While the outlook for the Canadian dollar looked dire just a few months ago, the currency appears to have recently turned a corner. After looking oversold in late March, the currency managed to strengthen thanks to a rebound in crude oil prices. Two weeks later, the Canadian dollar received more good news as the Trump administration pushed to conclude NAFTA talks at a faster pace. In more recent times, the currency is strengthening once again as traders anticipate more rate hikes. Following the Canadian dollar’s rebound, we have upgraded our medium-term outlook on the currency to neutral accordingly. While the loonie’s comeback has been impressive, the longer-term outlook for the Canadian dollar remains neutral.
Bank of Canada tends to chase trends in growth and inflation
Looking at the BoC’s rate hikes last year, the institution was behind the curve in tightening monetary policy.

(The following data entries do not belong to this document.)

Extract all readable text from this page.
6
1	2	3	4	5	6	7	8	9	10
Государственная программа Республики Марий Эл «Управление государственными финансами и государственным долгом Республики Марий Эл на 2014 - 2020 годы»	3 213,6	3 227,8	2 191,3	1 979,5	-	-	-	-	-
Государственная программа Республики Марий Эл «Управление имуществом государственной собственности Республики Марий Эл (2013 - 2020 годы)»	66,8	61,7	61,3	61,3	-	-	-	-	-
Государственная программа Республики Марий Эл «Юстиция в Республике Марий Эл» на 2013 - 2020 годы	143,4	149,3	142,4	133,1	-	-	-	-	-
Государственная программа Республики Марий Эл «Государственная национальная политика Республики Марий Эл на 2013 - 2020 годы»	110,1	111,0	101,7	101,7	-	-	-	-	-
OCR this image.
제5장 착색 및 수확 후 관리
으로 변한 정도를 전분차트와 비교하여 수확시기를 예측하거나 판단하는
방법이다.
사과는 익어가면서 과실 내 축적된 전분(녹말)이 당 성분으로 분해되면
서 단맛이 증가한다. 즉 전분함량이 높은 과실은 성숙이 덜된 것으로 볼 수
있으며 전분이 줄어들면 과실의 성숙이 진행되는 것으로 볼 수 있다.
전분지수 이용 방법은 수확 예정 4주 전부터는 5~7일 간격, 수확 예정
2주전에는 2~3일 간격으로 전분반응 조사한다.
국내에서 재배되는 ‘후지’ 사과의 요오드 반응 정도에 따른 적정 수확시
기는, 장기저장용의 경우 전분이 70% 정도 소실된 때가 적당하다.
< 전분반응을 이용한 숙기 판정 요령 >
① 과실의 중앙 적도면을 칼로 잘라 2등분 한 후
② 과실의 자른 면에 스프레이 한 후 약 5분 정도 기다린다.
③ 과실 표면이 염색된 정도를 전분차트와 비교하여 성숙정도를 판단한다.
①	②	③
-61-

Similar to other central banks, the Bank of Canada tends to chase growth and inflation once the trend has become fairly clear.
Looking more closely at the data, year-over-year Canadian GDP growth peaked last May (4.5%) and has been decelerating since that time. The impact from the Liberal government’s stimulus program (passed in 2016), came to fruition in 2017 as the government executed its incremental spending plans. Year-over-year growth was also high thanks to weak comparable figures in early 2016 (when growth was just 0.7% – 1.3%). This is shown below:
Both actual growth and future expectations appear to have peaked
Source: StatsCan, Markit, MarketsNow
While Governor Poloz provided neutral policy guidance in the first half of the year, the Bank of Canada shocked markets by raising rates in July 2017 (after growth had peaked). Since that time, the Bank has raised rates in September 2017 and again in January 2018, bringing the overnight rate to 1.25%.
Looking at the Canadian dollar, the currency has strengthened around recent Bank of Canada interest rate decisions. Unsurprisingly, speculators are keen to bet on the Canadian dollar when the country’s central bank is “normalizing” interest rates.